Events begin to become clear as Funk recalls them. When Hermann was a child living in Posen (now Poznan), his father took in ailing birds and tried unsuccessfully to nurse them to health. Kaltenburg, then a colleague and friend of Funk the elder, strongly disapproved, on the grounds that animals that could not possibly survive in the wild could not be saved by nursing and that having such animals around created an “atmosphere of death” that would be bad for Hermann. The resulting angry conversation, which the boy partially overheard but could not fully understand, led to the breakup of their friendship.

We come to realize that these birds had been taken away from their Jewish owners and abandoned, but we still do not understand why Kaltenburg was so angry about them. Only near the end of the book do we learn that he was a Nazi at this time and was doing things at the military hospital in Posen which he did not wish to talk about. Kaltenburg later tells Funk “how he had always shrunk from certain people, certain places, as though scared of being exposed to a pathogen for which there was no effective remedy.” Evidently the friendship broke up because Kaltenburg needed to dissociate himself from the doomed Jews and disapproved of the Funks’ sympathy for them. Kaltenburg, unlike Funk, made no attempt to recapture unpleasant memories: he deleted “from his CV the period when we were both in Posen.”

Birds are vividly present in the novel. Indeed, Beyer prepared for writing it by doing intensive research on birds and taxidermy, about which there are many details. Charred birds fell from the sky during the firebombing of Dresden. Every corner of Kaltenburg’s villa is alive with nesting birds and other animals. When a young artist friend of Kaltenburg’s visits the Institute dressed in a loden green coat and picks up a broom to sweep the path, Kaltenburg’s pet raven identifies the man as a hunter with a gun and dives viciously at his back, repeating its attack as the man strikes it with the broomstick. Kaltenburg is infuriated, not because the man could have lost an eye, but because he could have broken the bird’s wing. Kaltenburg implacably banishes his friend from the Institute and refuses to hear his name spoken ever again. Kaltenburg is so committed to the world of birds that he lacks feeling for humans and dissociates himself from ideology and involvement in politics.

Kaltenburg requires an extensive knowledge of German history. A discussion of Luckenwalde and of the disappearance of Paul Merker becomes meaningful only if the reader knows that Luckenwalde was the site of a labor camp in World War II and Merker, once a high-ranking Communist, was disgraced and imprisoned for political crimes, particularly for urging that Jewish survivors of the camps be given financial reparations. This underlines Beyer’s point that the rulers of Communist East Germany continued the anti-Semitism of the Nazis.
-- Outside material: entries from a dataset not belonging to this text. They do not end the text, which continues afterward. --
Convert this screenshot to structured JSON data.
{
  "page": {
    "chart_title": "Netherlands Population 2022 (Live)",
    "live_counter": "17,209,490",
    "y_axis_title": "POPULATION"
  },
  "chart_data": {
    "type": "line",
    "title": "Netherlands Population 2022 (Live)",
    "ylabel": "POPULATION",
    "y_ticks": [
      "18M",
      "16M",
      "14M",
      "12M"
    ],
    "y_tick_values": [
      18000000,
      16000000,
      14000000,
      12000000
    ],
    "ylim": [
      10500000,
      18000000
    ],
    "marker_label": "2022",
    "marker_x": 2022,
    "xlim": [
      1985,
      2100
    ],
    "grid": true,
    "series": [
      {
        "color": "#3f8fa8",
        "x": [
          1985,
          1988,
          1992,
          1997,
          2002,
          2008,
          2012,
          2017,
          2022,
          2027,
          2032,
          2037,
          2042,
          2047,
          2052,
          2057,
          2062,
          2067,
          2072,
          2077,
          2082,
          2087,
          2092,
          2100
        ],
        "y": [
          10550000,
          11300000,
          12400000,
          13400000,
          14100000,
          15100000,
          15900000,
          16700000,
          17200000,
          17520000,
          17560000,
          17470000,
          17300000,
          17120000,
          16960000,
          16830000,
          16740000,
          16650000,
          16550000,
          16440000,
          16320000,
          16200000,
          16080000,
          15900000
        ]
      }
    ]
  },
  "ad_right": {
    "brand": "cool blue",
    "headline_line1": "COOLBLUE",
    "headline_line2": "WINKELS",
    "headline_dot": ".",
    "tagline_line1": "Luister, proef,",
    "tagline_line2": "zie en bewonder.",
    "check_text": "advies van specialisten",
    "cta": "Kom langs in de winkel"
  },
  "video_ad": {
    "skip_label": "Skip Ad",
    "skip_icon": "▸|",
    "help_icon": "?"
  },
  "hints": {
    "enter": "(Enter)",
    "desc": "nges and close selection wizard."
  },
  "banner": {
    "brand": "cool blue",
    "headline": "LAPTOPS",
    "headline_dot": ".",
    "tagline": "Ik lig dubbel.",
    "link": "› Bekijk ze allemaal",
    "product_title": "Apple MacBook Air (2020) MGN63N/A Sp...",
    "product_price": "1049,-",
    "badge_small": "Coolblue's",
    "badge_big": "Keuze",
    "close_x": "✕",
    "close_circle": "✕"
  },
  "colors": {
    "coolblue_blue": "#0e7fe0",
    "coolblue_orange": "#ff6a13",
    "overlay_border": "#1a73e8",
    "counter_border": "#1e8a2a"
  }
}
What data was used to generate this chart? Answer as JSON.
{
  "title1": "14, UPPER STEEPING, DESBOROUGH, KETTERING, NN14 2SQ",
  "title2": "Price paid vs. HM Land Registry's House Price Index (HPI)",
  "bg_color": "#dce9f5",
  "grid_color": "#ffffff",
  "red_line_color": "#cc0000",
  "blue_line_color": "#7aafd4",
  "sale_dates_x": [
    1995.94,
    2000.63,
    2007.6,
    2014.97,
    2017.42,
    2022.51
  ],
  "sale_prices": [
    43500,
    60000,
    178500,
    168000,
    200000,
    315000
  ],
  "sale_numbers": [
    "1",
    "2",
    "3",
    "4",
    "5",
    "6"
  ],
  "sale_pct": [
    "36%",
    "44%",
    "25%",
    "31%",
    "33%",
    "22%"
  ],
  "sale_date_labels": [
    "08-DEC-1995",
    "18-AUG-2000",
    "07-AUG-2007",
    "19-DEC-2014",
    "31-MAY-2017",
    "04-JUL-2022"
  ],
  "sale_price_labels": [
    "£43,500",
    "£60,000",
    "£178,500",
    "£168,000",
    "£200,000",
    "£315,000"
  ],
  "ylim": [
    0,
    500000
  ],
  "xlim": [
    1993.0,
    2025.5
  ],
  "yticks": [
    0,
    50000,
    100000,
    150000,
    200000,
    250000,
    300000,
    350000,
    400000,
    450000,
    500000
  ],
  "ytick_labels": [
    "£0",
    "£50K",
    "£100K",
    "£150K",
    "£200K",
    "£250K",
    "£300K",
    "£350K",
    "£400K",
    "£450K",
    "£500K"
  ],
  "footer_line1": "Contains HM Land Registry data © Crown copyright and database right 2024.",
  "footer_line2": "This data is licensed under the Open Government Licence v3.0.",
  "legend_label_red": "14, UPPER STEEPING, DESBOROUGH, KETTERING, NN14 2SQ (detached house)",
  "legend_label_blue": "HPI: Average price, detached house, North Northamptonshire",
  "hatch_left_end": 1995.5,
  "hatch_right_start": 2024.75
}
The menace always present in that regime is indicated by frequent mention of Vorkuta, which was a large, notorious forced labor camp in Siberia.
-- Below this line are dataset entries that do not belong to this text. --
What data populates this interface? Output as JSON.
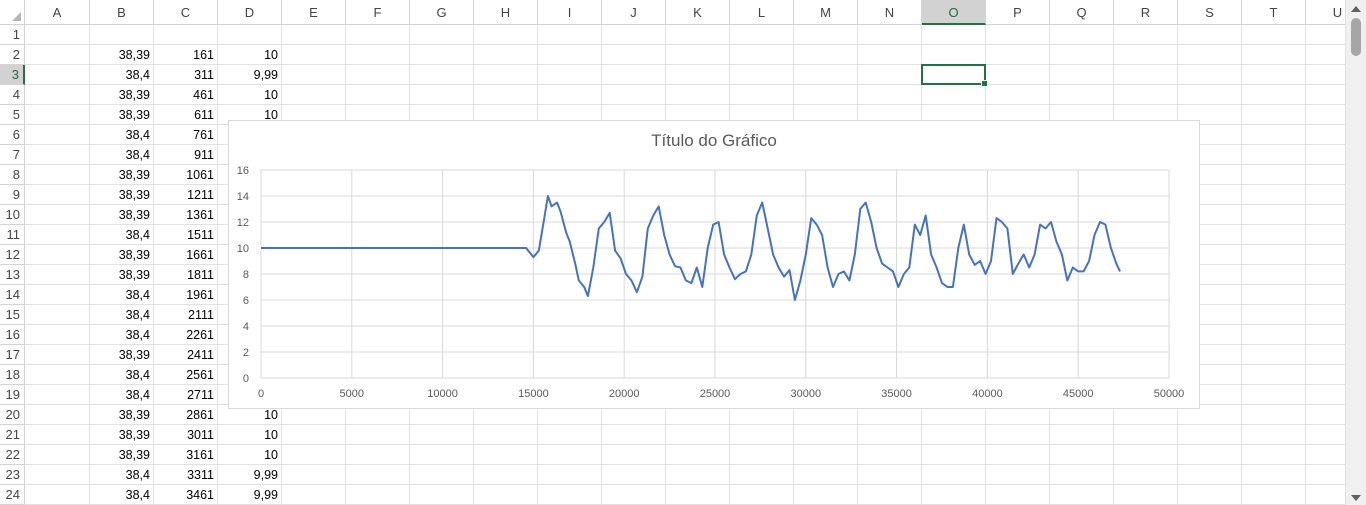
{
  "columns": [
    "A",
    "B",
    "C",
    "D",
    "E",
    "F",
    "G",
    "H",
    "I",
    "J",
    "K",
    "L",
    "M",
    "N",
    "O",
    "P",
    "Q",
    "R",
    "S",
    "T",
    "U"
  ],
  "selected_column": "O",
  "selected_row": 3,
  "rows": [
    {
      "n": "1",
      "b": "",
      "c": "",
      "d": ""
    },
    {
      "n": "2",
      "b": "38,39",
      "c": "161",
      "d": "10"
    },
    {
      "n": "3",
      "b": "38,4",
      "c": "311",
      "d": "9,99"
    },
    {
      "n": "4",
      "b": "38,39",
      "c": "461",
      "d": "10"
    },
    {
      "n": "5",
      "b": "38,39",
      "c": "611",
      "d": "10"
    },
    {
      "n": "6",
      "b": "38,4",
      "c": "761",
      "d": ""
    },
    {
      "n": "7",
      "b": "38,4",
      "c": "911",
      "d": ""
    },
    {
      "n": "8",
      "b": "38,39",
      "c": "1061",
      "d": ""
    },
    {
      "n": "9",
      "b": "38,39",
      "c": "1211",
      "d": ""
    },
    {
      "n": "10",
      "b": "38,39",
      "c": "1361",
      "d": ""
    },
    {
      "n": "11",
      "b": "38,4",
      "c": "1511",
      "d": ""
    },
    {
      "n": "12",
      "b": "38,39",
      "c": "1661",
      "d": ""
    },
    {
      "n": "13",
      "b": "38,39",
      "c": "1811",
      "d": ""
    },
    {
      "n": "14",
      "b": "38,4",
      "c": "1961",
      "d": ""
    },
    {
      "n": "15",
      "b": "38,4",
      "c": "2111",
      "d": ""
    },
    {
      "n": "16",
      "b": "38,4",
      "c": "2261",
      "d": ""
    },
    {
      "n": "17",
      "b": "38,39",
      "c": "2411",
      "d": ""
    },
    {
      "n": "18",
      "b": "38,4",
      "c": "2561",
      "d": ""
    },
    {
      "n": "19",
      "b": "38,4",
      "c": "2711",
      "d": ""
    },
    {
      "n": "20",
      "b": "38,39",
      "c": "2861",
      "d": "10"
    },
    {
      "n": "21",
      "b": "38,39",
      "c": "3011",
      "d": "10"
    },
    {
      "n": "22",
      "b": "38,39",
      "c": "3161",
      "d": "10"
    },
    {
      "n": "23",
      "b": "38,4",
      "c": "3311",
      "d": "9,99"
    },
    {
      "n": "24",
      "b": "38,4",
      "c": "3461",
      "d": "9,99"
    }
  ],
  "chart_data": {
    "type": "line",
    "title": "Título do Gráfico",
    "xlim": [
      0,
      50000
    ],
    "ylim": [
      0,
      16
    ],
    "x_ticks": [
      "0",
      "5000",
      "10000",
      "15000",
      "20000",
      "25000",
      "30000",
      "35000",
      "40000",
      "45000",
      "50000"
    ],
    "y_ticks": [
      "0",
      "2",
      "4",
      "6",
      "8",
      "10",
      "12",
      "14",
      "16"
    ],
    "grid": true,
    "series": [
      {
        "color": "#4472c4",
        "x": [
          0,
          14600,
          15000,
          15300,
          15600,
          15800,
          16000,
          16300,
          16500,
          16800,
          17000,
          17300,
          17500,
          17800,
          18000,
          18300,
          18600,
          18900,
          19200,
          19500,
          19800,
          20100,
          20400,
          20700,
          21000,
          21300,
          21600,
          21900,
          22200,
          22500,
          22800,
          23100,
          23400,
          23700,
          24000,
          24300,
          24600,
          24900,
          25200,
          25500,
          25800,
          26100,
          26400,
          26700,
          27000,
          27300,
          27600,
          27900,
          28200,
          28500,
          28800,
          29100,
          29400,
          29700,
          30000,
          30300,
          30600,
          30900,
          31200,
          31500,
          31800,
          32100,
          32400,
          32700,
          33000,
          33300,
          33600,
          33900,
          34200,
          34500,
          34800,
          35100,
          35400,
          35700,
          36000,
          36300,
          36600,
          36900,
          37200,
          37500,
          37800,
          38100,
          38400,
          38700,
          39000,
          39300,
          39600,
          39900,
          40200,
          40500,
          40800,
          41100,
          41400,
          41700,
          42000,
          42300,
          42600,
          42900,
          43200,
          43500,
          43800,
          44100,
          44400,
          44700,
          45000,
          45300,
          45600,
          45900,
          46200,
          46500,
          46800,
          47100,
          47300
        ],
        "y": [
          10,
          10,
          9.3,
          9.8,
          12.3,
          14,
          13.2,
          13.5,
          12.8,
          11.2,
          10.5,
          8.8,
          7.5,
          7,
          6.3,
          8.5,
          11.5,
          12,
          12.7,
          9.8,
          9.2,
          8,
          7.5,
          6.6,
          7.8,
          11.5,
          12.5,
          13.2,
          11,
          9.5,
          8.6,
          8.5,
          7.5,
          7.3,
          8.5,
          7,
          10,
          11.8,
          12,
          9.5,
          8.5,
          7.6,
          8,
          8.2,
          9.5,
          12.5,
          13.5,
          11.5,
          9.5,
          8.5,
          7.8,
          8.3,
          6,
          7.5,
          9.5,
          12.3,
          11.8,
          11,
          8.5,
          7,
          8,
          8.2,
          7.5,
          9.5,
          13,
          13.5,
          12,
          10,
          8.8,
          8.5,
          8.2,
          7,
          8,
          8.5,
          11.8,
          11,
          12.5,
          9.5,
          8.5,
          7.3,
          7,
          7,
          10,
          11.8,
          9.5,
          8.7,
          9,
          8,
          9,
          12.3,
          12,
          11.5,
          8,
          8.8,
          9.5,
          8.5,
          9.5,
          11.8,
          11.5,
          12,
          10.5,
          9.5,
          7.5,
          8.5,
          8.2,
          8.2,
          9,
          11,
          12,
          11.8,
          10,
          8.8,
          8.2
        ]
      }
    ]
  }
}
Such references make this book hard going, as does its shuffled chronology, which constantly shifts back and forth among Funk’s childhood, different stages in his years with Kaltenburg, and his present-day interviews with the translator. Its narrative technique is oblique, and many matters are left uncertain. We never learn exactly what Kaltenburg did in Posen that compelled him to erase that time from his biography or what outraged people about his books.

Kaltenburg offers a subtle and complex picture of German history and of the ways Germans dealt with it. Those with detailed knowledge of Konrad Lorenz and 20th-century Germany may well enjoy the book. Other readers, however, might prefer a more direct and vivid account.

Katharine Rogers, who is very interested in animals, enthusiastically read Konrad Lorenz’s books on natural history. She has published Cat and First Friend and has just completed Meet the Invertebrates.